Dawn Nafus is a Senior Research Scientist at Intel Labs, where she manages the Sociotechnical Systems team. Her current research focus is on AI and climate change, with an emphasis on the changing infrastructures of computation. She is the editor of Quantified: Biosensing Technologies in Everyday Life (MIT Press, 2016), co-author of Self-Tracking (MIT Press 2016) and co-editor of Ethnography for a Data-Saturated World (Manchester University Press, 2018).
Zane Griffin Talley Cooper
Zane Griffin Talley Cooper is a PhD Candidate at the Annenberg School for Communication at the University of Pennsylvania, and a Doctoral Fellow at the Center for Advanced Research on Global Communication. His research broadly concerns the intersections and relations between data infrastructures, energy production, and resource extraction in the Arctic. A multimodal scholar with a passion for sustainability, he has held positions at Intel, the Civic Software Foundation, and the McHarg Center for Urbanism and Ecology, where, in various capacities, he has explored the nexus of technology and environmental justice. His work has found its way into journals, art exhibits, design projects, film festivals, and he is the Co-Principal Investigator of Geographies of Digital Wasting: Electronic Waste From Mine to Discard and Back Again, a global grant project funded by the Internet Society Foundation. Cooper holds an M.A. in History from California State University San Marcos and a B.F.A. in Film Studies from the University of Colorado Boulder.
Cindy Lin is an ethnographer and information science assistant professor at the College of Information Sciences and Technology at Pennsylvania State University. Her first single-authored book project explores statecraft and computing practices in the environmental and mapping sciences in Indonesia and the professional identities and government institutions that emerged from these efforts.
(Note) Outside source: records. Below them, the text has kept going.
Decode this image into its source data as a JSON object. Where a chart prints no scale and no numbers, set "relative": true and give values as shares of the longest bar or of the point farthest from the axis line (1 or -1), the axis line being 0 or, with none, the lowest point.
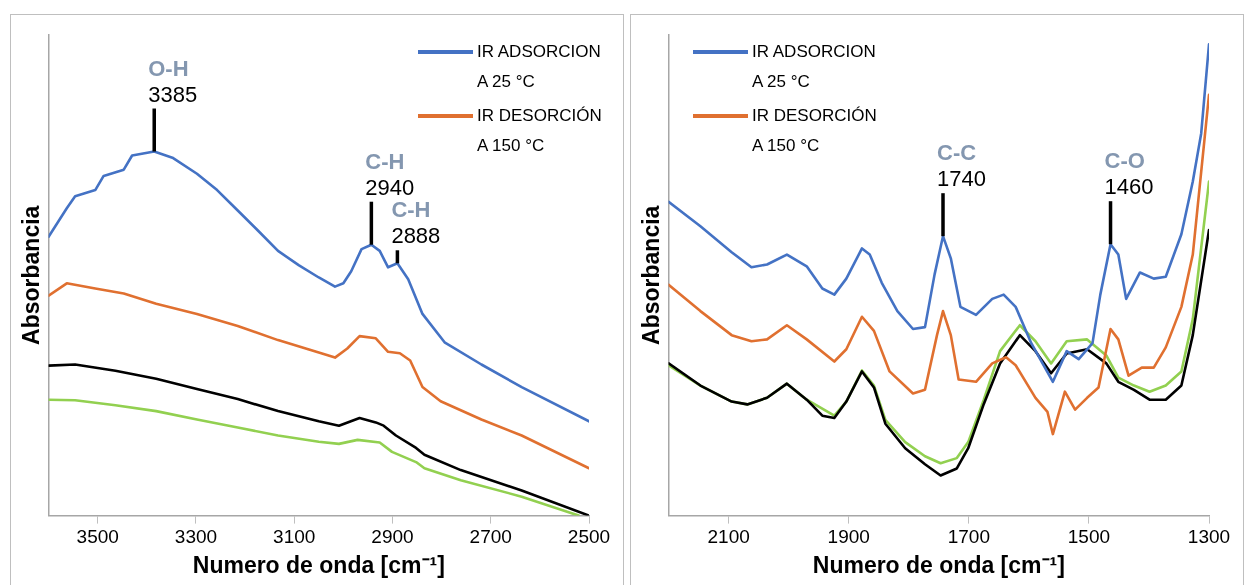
{
  "chart_data": [
    {
      "type": "line",
      "relative": true,
      "xlabel": "Numero de onda [cm⁻¹]",
      "ylabel": "Absorbancia",
      "xlim": [
        3600,
        2500
      ],
      "xticks": [
        3500,
        3300,
        3100,
        2900,
        2700,
        2500
      ],
      "legend": "top right",
      "annotations": [
        {
          "text": "O-H",
          "x": 3385,
          "y": 1.0
        },
        {
          "text": "3385",
          "x": 3385,
          "y": 1.0
        },
        {
          "text": "C-H",
          "x": 2943,
          "y": 0.744
        },
        {
          "text": "2940",
          "x": 2943,
          "y": 0.744
        },
        {
          "text": "C-H",
          "x": 2890,
          "y": 0.693
        },
        {
          "text": "2888",
          "x": 2890,
          "y": 0.693
        }
      ],
      "series": [
        {
          "name": "IR ADSORCION A 25 °C",
          "color": "#4472c4",
          "x": [
            3600,
            3563,
            3546,
            3505,
            3488,
            3447,
            3430,
            3385,
            3348,
            3298,
            3257,
            3215,
            3174,
            3133,
            3091,
            3050,
            3017,
            3000,
            2984,
            2963,
            2943,
            2926,
            2909,
            2890,
            2868,
            2839,
            2794,
            2719,
            2637,
            2500
          ],
          "values": [
            0.766,
            0.844,
            0.877,
            0.894,
            0.933,
            0.95,
            0.989,
            1.0,
            0.983,
            0.939,
            0.894,
            0.838,
            0.783,
            0.727,
            0.688,
            0.654,
            0.629,
            0.638,
            0.671,
            0.732,
            0.744,
            0.727,
            0.682,
            0.693,
            0.649,
            0.554,
            0.476,
            0.415,
            0.353,
            0.259
          ]
        },
        {
          "name": "IR DESORCIÓN A 150 °C",
          "color": "#e07030",
          "x": [
            3600,
            3563,
            3505,
            3447,
            3381,
            3298,
            3215,
            3133,
            3050,
            3017,
            2992,
            2967,
            2934,
            2909,
            2885,
            2864,
            2839,
            2802,
            2719,
            2637,
            2500
          ],
          "values": [
            0.604,
            0.638,
            0.624,
            0.61,
            0.582,
            0.554,
            0.521,
            0.482,
            0.448,
            0.434,
            0.459,
            0.493,
            0.487,
            0.45,
            0.446,
            0.426,
            0.353,
            0.314,
            0.264,
            0.22,
            0.13
          ]
        },
        {
          "color": "#000000",
          "x": [
            3600,
            3546,
            3464,
            3381,
            3298,
            3215,
            3133,
            3050,
            3009,
            2967,
            2934,
            2918,
            2893,
            2852,
            2835,
            2761,
            2637,
            2500
          ],
          "values": [
            0.412,
            0.415,
            0.398,
            0.376,
            0.348,
            0.32,
            0.287,
            0.259,
            0.247,
            0.268,
            0.256,
            0.247,
            0.22,
            0.186,
            0.167,
            0.125,
            0.069,
            0
          ]
        },
        {
          "color": "#92d050",
          "x": [
            3600,
            3546,
            3464,
            3381,
            3298,
            3215,
            3133,
            3050,
            3009,
            2971,
            2926,
            2901,
            2852,
            2835,
            2761,
            2637,
            2521
          ],
          "values": [
            0.318,
            0.317,
            0.303,
            0.287,
            0.264,
            0.242,
            0.22,
            0.203,
            0.197,
            0.208,
            0.201,
            0.175,
            0.147,
            0.13,
            0.097,
            0.052,
            0
          ]
        }
      ]
    },
    {
      "type": "line",
      "relative": true,
      "xlabel": "Numero de onda [cm⁻¹]",
      "ylabel": "Absorbancia",
      "xlim": [
        2200,
        1300
      ],
      "xticks": [
        2100,
        1900,
        1700,
        1500,
        1300
      ],
      "legend": "top left",
      "annotations": [
        {
          "text": "C-C",
          "x": 1743,
          "y": 0.593
        },
        {
          "text": "1740",
          "x": 1743,
          "y": 0.593
        },
        {
          "text": "C-O",
          "x": 1464,
          "y": 0.576
        },
        {
          "text": "1460",
          "x": 1464,
          "y": 0.576
        }
      ],
      "series": [
        {
          "name": "IR ADSORCION A 25 °C",
          "color": "#4472c4",
          "x": [
            2200,
            2147,
            2095,
            2062,
            2036,
            2003,
            1970,
            1944,
            1924,
            1904,
            1878,
            1865,
            1845,
            1819,
            1793,
            1773,
            1757,
            1743,
            1730,
            1714,
            1688,
            1661,
            1642,
            1622,
            1596,
            1560,
            1537,
            1517,
            1494,
            1481,
            1464,
            1451,
            1438,
            1415,
            1392,
            1372,
            1346,
            1327,
            1313,
            1300
          ],
          "values": [
            0.666,
            0.614,
            0.559,
            0.527,
            0.533,
            0.554,
            0.529,
            0.482,
            0.469,
            0.503,
            0.567,
            0.554,
            0.494,
            0.434,
            0.396,
            0.4,
            0.512,
            0.593,
            0.546,
            0.443,
            0.426,
            0.46,
            0.469,
            0.443,
            0.366,
            0.284,
            0.349,
            0.332,
            0.366,
            0.469,
            0.576,
            0.554,
            0.46,
            0.516,
            0.503,
            0.507,
            0.597,
            0.709,
            0.811,
            1.0
          ]
        },
        {
          "name": "IR DESORCIÓN A 150 °C",
          "color": "#e07030",
          "x": [
            2200,
            2147,
            2095,
            2062,
            2036,
            2003,
            1970,
            1924,
            1904,
            1878,
            1858,
            1832,
            1793,
            1773,
            1753,
            1743,
            1730,
            1717,
            1688,
            1661,
            1638,
            1622,
            1589,
            1569,
            1560,
            1540,
            1523,
            1503,
            1484,
            1464,
            1451,
            1434,
            1412,
            1392,
            1372,
            1346,
            1327,
            1300
          ],
          "values": [
            0.49,
            0.434,
            0.383,
            0.37,
            0.374,
            0.404,
            0.374,
            0.327,
            0.353,
            0.422,
            0.392,
            0.306,
            0.259,
            0.267,
            0.383,
            0.434,
            0.383,
            0.289,
            0.284,
            0.323,
            0.336,
            0.319,
            0.25,
            0.22,
            0.173,
            0.263,
            0.225,
            0.25,
            0.272,
            0.396,
            0.374,
            0.297,
            0.314,
            0.314,
            0.357,
            0.443,
            0.554,
            0.893
          ]
        },
        {
          "color": "#000000",
          "x": [
            2200,
            2147,
            2095,
            2069,
            2036,
            2003,
            1970,
            1944,
            1924,
            1904,
            1878,
            1858,
            1839,
            1806,
            1773,
            1747,
            1720,
            1701,
            1675,
            1648,
            1615,
            1589,
            1563,
            1537,
            1503,
            1471,
            1451,
            1425,
            1399,
            1372,
            1346,
            1327,
            1300
          ],
          "values": [
            0.323,
            0.276,
            0.242,
            0.236,
            0.25,
            0.28,
            0.246,
            0.212,
            0.207,
            0.242,
            0.306,
            0.272,
            0.195,
            0.143,
            0.109,
            0.085,
            0.1,
            0.143,
            0.237,
            0.323,
            0.383,
            0.349,
            0.302,
            0.344,
            0.353,
            0.323,
            0.284,
            0.267,
            0.246,
            0.246,
            0.276,
            0.383,
            0.606
          ]
        },
        {
          "color": "#92d050",
          "x": [
            2200,
            2147,
            2095,
            2069,
            2036,
            2003,
            1970,
            1924,
            1904,
            1878,
            1858,
            1839,
            1806,
            1773,
            1747,
            1720,
            1701,
            1675,
            1648,
            1615,
            1589,
            1563,
            1537,
            1503,
            1471,
            1451,
            1425,
            1399,
            1372,
            1346,
            1327,
            1300
          ],
          "values": [
            0.319,
            0.276,
            0.242,
            0.236,
            0.25,
            0.28,
            0.246,
            0.212,
            0.242,
            0.308,
            0.276,
            0.203,
            0.156,
            0.126,
            0.111,
            0.122,
            0.156,
            0.246,
            0.349,
            0.404,
            0.37,
            0.323,
            0.37,
            0.374,
            0.34,
            0.293,
            0.276,
            0.263,
            0.276,
            0.306,
            0.417,
            0.709
          ]
        }
      ]
    }
  ]
}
Anne Pasek is an Assistant Professor and Canada Research Chair in Media, Culture, and the Environment at Trent University, cross-appointed between Cultural Studies and the School of the Environment. Her research explores the cultural politics of climate change, with a particular emphasis on the social and technical means through which carbon is enumerated and mobilized within the tech sector, academia, and the arts. She is also the director of the Low-Carbon Research Methods Group, a network of scholars examining the social impacts of decarbonizing academic work, and the Experimental Methods & Media Lab, a hub for critical making at Trent.
Jordan B. Kinder
Jordan B. Kinder is a scholar of media studies and the energy and environmental humanities from a resource town in what is now called northern British Columbia, Canada. He is a citizen of the Métis Nation of Alberta, and is currently an assistant professor in the Department of Communication Studies at Wilfrid Laurier University. For the 2023-2024 academic year, he is also a research associate with the Mahindra Humanities Center at Harvard University. Jordan’s first sole-authored book, Petroturfing: Refining Canadian Oil through Social Media, will be out with the University of Minnesota Press in Spring 2024.
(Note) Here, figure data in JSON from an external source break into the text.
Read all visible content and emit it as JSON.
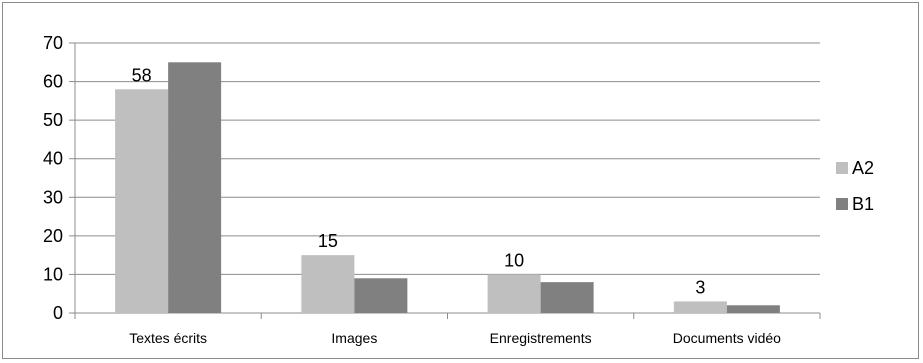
{
  "chart_data": {
    "type": "bar",
    "categories": [
      "Textes écrits",
      "Images",
      "Enregistrements",
      "Documents vidéo"
    ],
    "series": [
      {
        "name": "A2",
        "values": [
          58,
          15,
          10,
          3
        ],
        "color": "#bfbfbf"
      },
      {
        "name": "B1",
        "values": [
          65,
          9,
          8,
          2
        ],
        "color": "#808080"
      }
    ],
    "data_labels": {
      "series": "A2",
      "values": [
        "58",
        "15",
        "10",
        "3"
      ]
    },
    "ylim": [
      0,
      70
    ],
    "yticks": [
      0,
      10,
      20,
      30,
      40,
      50,
      60,
      70
    ],
    "grid": true,
    "legend_position": "right",
    "title": "",
    "xlabel": "",
    "ylabel": ""
  }
}
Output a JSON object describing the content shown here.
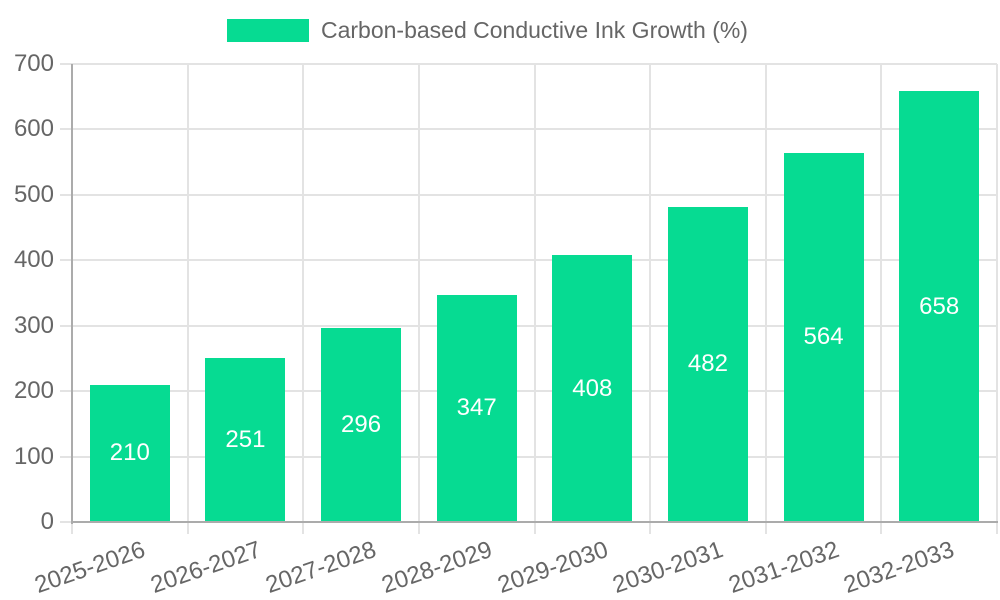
{
  "legend": {
    "label": "Carbon-based Conductive Ink Growth (%)"
  },
  "chart_data": {
    "type": "bar",
    "title": "Carbon-based Conductive Ink Growth (%)",
    "categories": [
      "2025-2026",
      "2026-2027",
      "2027-2028",
      "2028-2029",
      "2029-2030",
      "2030-2031",
      "2031-2032",
      "2032-2033"
    ],
    "values": [
      210,
      251,
      296,
      347,
      408,
      482,
      564,
      658
    ],
    "xlabel": "",
    "ylabel": "",
    "ylim": [
      0,
      700
    ],
    "yticks": [
      0,
      100,
      200,
      300,
      400,
      500,
      600,
      700
    ],
    "grid": true,
    "legend_position": "top",
    "value_labels_inside_bars": true,
    "bar_color": "#06db92",
    "value_label_color": "#ffffff",
    "axis_text_color": "#666666",
    "grid_color": "#e3e3e3",
    "axis_line_color": "#ababab",
    "x_label_rotation_deg": -19
  }
}
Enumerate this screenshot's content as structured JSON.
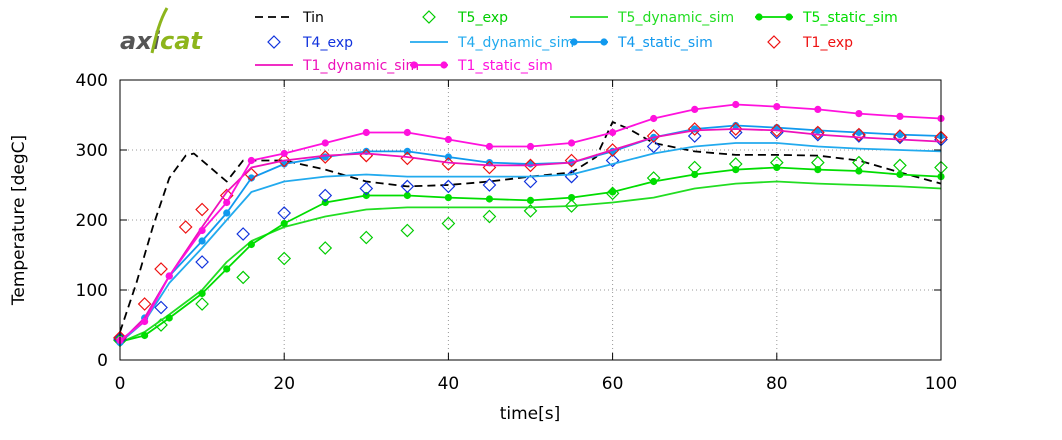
{
  "logo": {
    "part1": "axi",
    "part2": "cat",
    "color1": "#555555",
    "color2": "#8db51c"
  },
  "chart_data": {
    "type": "line",
    "title": "",
    "xlabel": "time[s]",
    "ylabel": "Temperature [degC]",
    "xlim": [
      0,
      100
    ],
    "ylim": [
      0,
      400
    ],
    "xticks": [
      0,
      20,
      40,
      60,
      80,
      100
    ],
    "yticks": [
      0,
      100,
      200,
      300,
      400
    ],
    "xtick_labels": [
      "0",
      "20",
      "40",
      "60",
      "80",
      "100"
    ],
    "ytick_labels": [
      "0",
      "100",
      "200",
      "300",
      "400"
    ],
    "grid": true,
    "legend_position": "top",
    "series": [
      {
        "name": "Tin",
        "color": "#000000",
        "style": "dashed",
        "marker": "none",
        "x": [
          0,
          2,
          4,
          6,
          8,
          9,
          11,
          13,
          15,
          20,
          25,
          30,
          35,
          40,
          45,
          50,
          55,
          58,
          60,
          62,
          65,
          70,
          75,
          80,
          85,
          90,
          95,
          100
        ],
        "y": [
          40,
          110,
          190,
          260,
          292,
          295,
          275,
          255,
          285,
          285,
          272,
          255,
          248,
          250,
          255,
          262,
          268,
          290,
          340,
          330,
          310,
          298,
          293,
          293,
          292,
          285,
          268,
          252
        ]
      },
      {
        "name": "T5_exp",
        "color": "#00cc00",
        "style": "none",
        "marker": "diamond-open",
        "x": [
          0,
          5,
          10,
          15,
          20,
          25,
          30,
          35,
          40,
          45,
          50,
          55,
          60,
          65,
          70,
          75,
          80,
          85,
          90,
          95,
          100
        ],
        "y": [
          28,
          50,
          80,
          118,
          145,
          160,
          175,
          185,
          195,
          205,
          213,
          220,
          238,
          260,
          275,
          280,
          282,
          282,
          282,
          278,
          275
        ]
      },
      {
        "name": "T5_dynamic_sim",
        "color": "#22dd22",
        "style": "solid",
        "marker": "none",
        "x": [
          0,
          3,
          6,
          10,
          13,
          16,
          20,
          25,
          30,
          35,
          40,
          45,
          50,
          55,
          60,
          65,
          70,
          75,
          80,
          85,
          90,
          95,
          100
        ],
        "y": [
          25,
          40,
          65,
          100,
          140,
          170,
          190,
          205,
          215,
          218,
          218,
          218,
          218,
          220,
          225,
          232,
          245,
          252,
          255,
          252,
          250,
          248,
          245
        ]
      },
      {
        "name": "T5_static_sim",
        "color": "#00dd00",
        "style": "solid",
        "marker": "circle-filled",
        "x": [
          0,
          3,
          6,
          10,
          13,
          16,
          20,
          25,
          30,
          35,
          40,
          45,
          50,
          55,
          60,
          65,
          70,
          75,
          80,
          85,
          90,
          95,
          100
        ],
        "y": [
          26,
          35,
          60,
          95,
          130,
          165,
          195,
          225,
          235,
          235,
          232,
          230,
          228,
          232,
          240,
          255,
          265,
          272,
          275,
          272,
          270,
          265,
          262
        ]
      },
      {
        "name": "T4_exp",
        "color": "#1133dd",
        "style": "none",
        "marker": "diamond-open",
        "x": [
          0,
          5,
          10,
          15,
          20,
          25,
          30,
          35,
          40,
          45,
          50,
          55,
          60,
          65,
          70,
          75,
          80,
          85,
          90,
          95,
          100
        ],
        "y": [
          30,
          75,
          140,
          180,
          210,
          235,
          245,
          248,
          248,
          250,
          255,
          262,
          285,
          305,
          320,
          325,
          325,
          322,
          320,
          318,
          315
        ]
      },
      {
        "name": "T4_dynamic_sim",
        "color": "#22aaee",
        "style": "solid",
        "marker": "none",
        "x": [
          0,
          3,
          6,
          10,
          13,
          16,
          20,
          25,
          30,
          35,
          40,
          45,
          50,
          55,
          60,
          65,
          70,
          75,
          80,
          85,
          90,
          95,
          100
        ],
        "y": [
          25,
          55,
          110,
          160,
          200,
          240,
          255,
          262,
          265,
          262,
          262,
          262,
          262,
          265,
          280,
          295,
          305,
          310,
          310,
          305,
          302,
          300,
          298
        ]
      },
      {
        "name": "T4_static_sim",
        "color": "#1199ee",
        "style": "solid",
        "marker": "circle-filled",
        "x": [
          0,
          3,
          6,
          10,
          13,
          16,
          20,
          25,
          30,
          35,
          40,
          45,
          50,
          55,
          60,
          65,
          70,
          75,
          80,
          85,
          90,
          95,
          100
        ],
        "y": [
          25,
          60,
          120,
          170,
          210,
          260,
          280,
          290,
          298,
          298,
          290,
          282,
          280,
          282,
          298,
          318,
          330,
          335,
          332,
          328,
          325,
          322,
          320
        ]
      },
      {
        "name": "T1_exp",
        "color": "#ee1111",
        "style": "none",
        "marker": "diamond-open",
        "x": [
          0,
          3,
          5,
          8,
          10,
          13,
          16,
          20,
          25,
          30,
          35,
          40,
          45,
          50,
          55,
          60,
          65,
          70,
          75,
          80,
          85,
          90,
          95,
          100
        ],
        "y": [
          32,
          80,
          130,
          190,
          215,
          235,
          265,
          285,
          290,
          292,
          288,
          280,
          275,
          278,
          285,
          300,
          320,
          330,
          330,
          328,
          325,
          322,
          320,
          318
        ]
      },
      {
        "name": "T1_dynamic_sim",
        "color": "#ee11bb",
        "style": "solid",
        "marker": "none",
        "x": [
          0,
          3,
          6,
          10,
          13,
          16,
          20,
          25,
          30,
          35,
          40,
          45,
          50,
          55,
          60,
          65,
          70,
          75,
          80,
          85,
          90,
          95,
          100
        ],
        "y": [
          25,
          60,
          120,
          190,
          240,
          275,
          285,
          292,
          295,
          290,
          282,
          278,
          278,
          282,
          300,
          318,
          328,
          330,
          328,
          322,
          318,
          315,
          312
        ]
      },
      {
        "name": "T1_static_sim",
        "color": "#ff11dd",
        "style": "solid",
        "marker": "circle-filled",
        "x": [
          0,
          3,
          6,
          10,
          13,
          16,
          20,
          25,
          30,
          35,
          40,
          45,
          50,
          55,
          60,
          65,
          70,
          75,
          80,
          85,
          90,
          95,
          100
        ],
        "y": [
          28,
          55,
          120,
          185,
          225,
          285,
          295,
          310,
          325,
          325,
          315,
          305,
          305,
          310,
          325,
          345,
          358,
          365,
          362,
          358,
          352,
          348,
          345
        ]
      }
    ]
  }
}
Tamara Kneese is a Senior Researcher and Project Director of Data & Society’s Algorithmic Impact Methods Lab. Before joining D&S, she was Lead Researcher at Green Software Foundation, Director of Developer Engagement on the Green Software team at Intel, and Assistant Professor of Media Studies and Director of Gender and Sexualities Studies at the University of San Francisco. Tamara holds a PhD in Media, Culture and Communication from NYU and is author of Death Glitch: How Techno-Solutionism Fails Us in This Life and Beyond.